In other words, Giroux has needed help, which finally came in late season with the trade for Val Filppula, the callup of Jordan Weal, and the sudden flowering of Sean Couturier into the scoring threat the Flyers believe he would be when drafted eighth overall six years ago. In the final 20 games, a three-line attack enabled the Flyers to average 2.9 goals per game - projected over an entire season that would have put Philadelphia 10th in the NHL in offense -- and helped Giroux to 13 points, even if he didn't directly benefit with a sparkling addition to himself and Jake Voracek on the No. 1 line.

"We (all) started making plays and making better decisions," Giroux told reporters Tuesday, when the Flyers packed up for the summer. "It's like we didn't have a bus on our shoulder when we had the puck. We just played hockey.

"At the end of the season Schenner [Brayden Schenn], Coots and [Dale Weise] were probably the best line that we had. Fil really helped our depth. He brings a lot to the team; kills penalties, plays power plays, is very good defensively. When you bring a guy in like that, you kind of get excited a little bit."

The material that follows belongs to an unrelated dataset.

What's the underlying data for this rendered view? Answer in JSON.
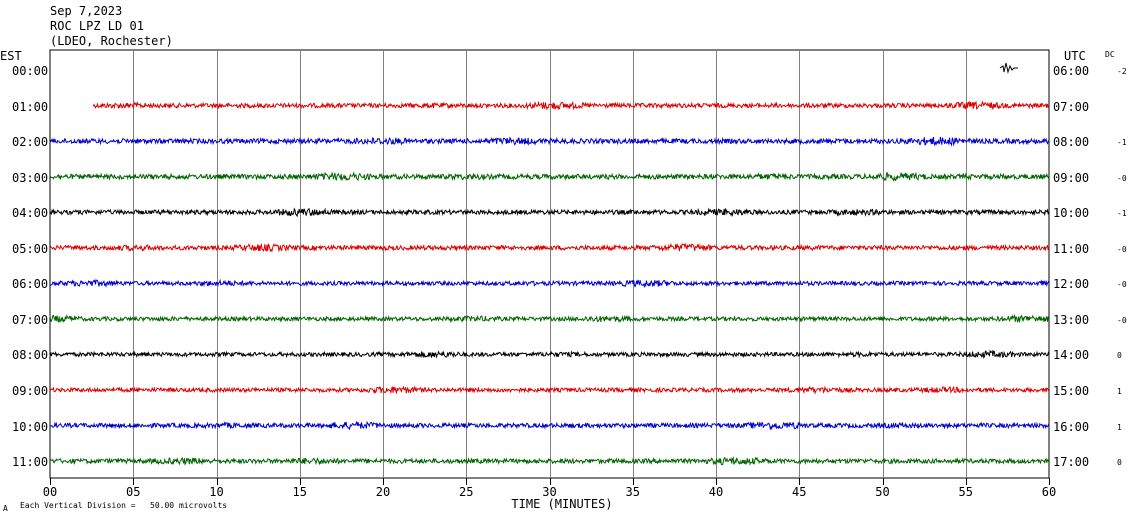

With a full year's experience as Giroux's left wing, 20-year-old Travis Konecny may reinvigorate the captain even more. To back off defenders, the Flyers need either more size on the first line or more speed, either of which can make Giroux an even-strength threat again,

He also needs to shoot for more rebounds and fewer corners. But more than getting a new No. 1 center - and good luck trading for one - the Flyers need to make the game easier for the 5-foot-11 No. 1 center that they have. In 2013-14, when Giroux's 86 points made him a Hart Trophy finalist, the Flyers had seven 20-goal scorers. This year they had three.

"I don't think I'll be like [Jaromir Jagr] playing till I'm 45, but I'm only 29," said Giroux.

"There were times during the season I was playing really good, and then it kind of dipped down. I wasn't at my best. I didn't play how I wanted to play and when that happens I'm not making my linemates any better.

"I take responsibility. At the end of the day, it's about going back to work, getting healthy and feeling that excitement again."

At the end of the day, the days of Giroux as a player the Flyers are built around are not over. Inside the locker room, unlike outside of it, nobody complains about his leadership. 

"Maybe he wasn't 100 per cent but he's a warrior," said Wayne Simmonds. "He's going to show up and put forth his best effort no matter what. He's going to get time to get some rest, get some training, come back healthy. The type of competitor he is, he'll be back 100 per cent."